Let’s put these functions to work on a dataset.

library(data.table)
library(XDA)
library(dplyr)

df = fread('kelleybluebook.csv')

A preview of the dataset:

head(df)

open

And now the fun part: Seeing what insights the data holds. Let’s use the numSummary() function to get statistical information on our numerical features

numSummary(df)

open

Column Legend (taken from XDA github):

n= total number of rows for that variable
nunique = number of unique values
nzeroes = number of zeroes
iqr = interquartile range
noutlier = number of outliers
miss = number of rows with missing value
miss% = percentage of total rows with missing values ((miss/n)*100)
5% = 5th percentile value of that variable (value below which 5 percent of the observations may be found): The percentile values are helpful in detecting outliers

The numSummary() selects all of the numerical features in our dataset and returns useful information like mean, mode, sd, number of missing observations, and percent missingness. But what’s great about this function is that it also returns the number of outliers in our features! For example, there are 226 outliers in our “price” column. This is very handy for preparing our data for predictive models or clustering. The percentile columns gives us a glimpse into how data is distributed for a feature. For example, 99% of our observations for “price” can be found below $64,900! Super handy!
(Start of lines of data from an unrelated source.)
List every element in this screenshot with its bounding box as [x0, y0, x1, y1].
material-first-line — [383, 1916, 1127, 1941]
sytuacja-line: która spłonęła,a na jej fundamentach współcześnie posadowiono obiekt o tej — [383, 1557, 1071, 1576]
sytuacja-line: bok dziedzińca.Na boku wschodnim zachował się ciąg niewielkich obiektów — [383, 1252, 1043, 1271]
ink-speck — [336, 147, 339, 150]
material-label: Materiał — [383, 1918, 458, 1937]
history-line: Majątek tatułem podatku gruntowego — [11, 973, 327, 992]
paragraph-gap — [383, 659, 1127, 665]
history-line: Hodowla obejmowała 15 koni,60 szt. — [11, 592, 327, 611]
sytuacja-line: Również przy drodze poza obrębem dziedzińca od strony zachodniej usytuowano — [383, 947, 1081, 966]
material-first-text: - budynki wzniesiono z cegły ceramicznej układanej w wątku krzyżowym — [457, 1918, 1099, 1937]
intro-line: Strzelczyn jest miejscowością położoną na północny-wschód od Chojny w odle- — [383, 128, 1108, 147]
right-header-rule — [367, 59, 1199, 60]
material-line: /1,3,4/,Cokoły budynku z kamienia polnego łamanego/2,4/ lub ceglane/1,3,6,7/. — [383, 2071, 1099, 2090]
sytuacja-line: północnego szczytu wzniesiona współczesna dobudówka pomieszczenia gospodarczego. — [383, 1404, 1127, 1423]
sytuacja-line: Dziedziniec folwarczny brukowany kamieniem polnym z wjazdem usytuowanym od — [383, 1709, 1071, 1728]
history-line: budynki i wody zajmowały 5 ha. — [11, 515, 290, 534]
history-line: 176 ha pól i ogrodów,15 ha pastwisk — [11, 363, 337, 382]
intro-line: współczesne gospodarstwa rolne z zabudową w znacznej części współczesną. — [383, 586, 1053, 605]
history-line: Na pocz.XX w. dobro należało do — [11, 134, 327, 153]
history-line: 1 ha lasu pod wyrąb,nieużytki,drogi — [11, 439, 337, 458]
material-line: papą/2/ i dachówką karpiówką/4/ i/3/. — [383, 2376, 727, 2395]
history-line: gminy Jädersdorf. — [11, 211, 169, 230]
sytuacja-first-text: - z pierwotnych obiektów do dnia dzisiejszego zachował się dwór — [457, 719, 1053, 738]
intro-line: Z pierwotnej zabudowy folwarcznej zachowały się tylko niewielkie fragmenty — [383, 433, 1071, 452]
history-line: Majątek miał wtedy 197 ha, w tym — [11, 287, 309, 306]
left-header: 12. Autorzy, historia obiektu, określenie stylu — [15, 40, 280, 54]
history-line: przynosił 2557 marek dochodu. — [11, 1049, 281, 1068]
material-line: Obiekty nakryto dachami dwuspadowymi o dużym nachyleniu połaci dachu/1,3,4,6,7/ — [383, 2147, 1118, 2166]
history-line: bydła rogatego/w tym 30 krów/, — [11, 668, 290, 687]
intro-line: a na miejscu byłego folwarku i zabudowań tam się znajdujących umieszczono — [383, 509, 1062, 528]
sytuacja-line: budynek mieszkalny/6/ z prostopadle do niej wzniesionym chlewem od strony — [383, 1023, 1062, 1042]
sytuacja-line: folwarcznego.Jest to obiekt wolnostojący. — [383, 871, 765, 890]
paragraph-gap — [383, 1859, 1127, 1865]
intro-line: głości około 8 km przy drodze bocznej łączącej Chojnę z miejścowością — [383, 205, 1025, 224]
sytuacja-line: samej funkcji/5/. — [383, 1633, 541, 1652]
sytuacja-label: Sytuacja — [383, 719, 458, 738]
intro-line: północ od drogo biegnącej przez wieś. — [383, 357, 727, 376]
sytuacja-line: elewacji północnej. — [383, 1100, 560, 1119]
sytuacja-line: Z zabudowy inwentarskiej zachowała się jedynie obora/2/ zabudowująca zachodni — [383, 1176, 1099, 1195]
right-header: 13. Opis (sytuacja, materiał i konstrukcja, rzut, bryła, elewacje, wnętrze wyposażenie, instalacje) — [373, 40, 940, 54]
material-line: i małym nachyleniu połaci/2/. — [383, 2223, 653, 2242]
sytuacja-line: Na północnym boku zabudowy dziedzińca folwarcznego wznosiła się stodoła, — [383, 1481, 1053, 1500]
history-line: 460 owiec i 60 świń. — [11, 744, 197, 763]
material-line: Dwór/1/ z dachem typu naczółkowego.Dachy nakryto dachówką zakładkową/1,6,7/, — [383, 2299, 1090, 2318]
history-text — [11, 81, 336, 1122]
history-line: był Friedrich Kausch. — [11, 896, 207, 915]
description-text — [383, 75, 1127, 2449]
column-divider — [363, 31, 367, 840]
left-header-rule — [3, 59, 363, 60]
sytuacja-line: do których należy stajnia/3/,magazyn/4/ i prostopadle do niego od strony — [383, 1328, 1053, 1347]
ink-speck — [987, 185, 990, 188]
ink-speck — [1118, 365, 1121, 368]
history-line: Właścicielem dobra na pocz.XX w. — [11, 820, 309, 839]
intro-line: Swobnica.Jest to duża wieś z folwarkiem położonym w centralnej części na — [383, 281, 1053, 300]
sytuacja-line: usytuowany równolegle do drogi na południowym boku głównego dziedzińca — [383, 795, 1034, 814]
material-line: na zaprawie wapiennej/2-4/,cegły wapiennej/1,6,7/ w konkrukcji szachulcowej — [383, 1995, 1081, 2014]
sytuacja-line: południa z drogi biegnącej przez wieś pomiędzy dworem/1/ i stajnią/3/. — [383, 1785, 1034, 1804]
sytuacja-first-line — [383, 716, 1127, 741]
The less useful charSummary() function can provide us some insight into features of type character.

xda::charSummary(df)

open

This function returns missingness information, the count for the top 5 levels of that feature, and the total number of unique “categories” for each categorical feature. The latter can be useful when deciding whether to convert a character-type feature to factor-type. For example, “doors”, “body”, and “condition” would be good features to factorize.

Here we see that the Honda Civic LX Sedan is the most frequent make and model being sold. “Charcoal”” is the most frequent car color, “6-Speed Shiftable Automatic” is the most frequent transmission and so on.

Not as useful as numSummary() but still handy!

I hope you enjoyed this brief look at XDA. Consider trying it out for yourself!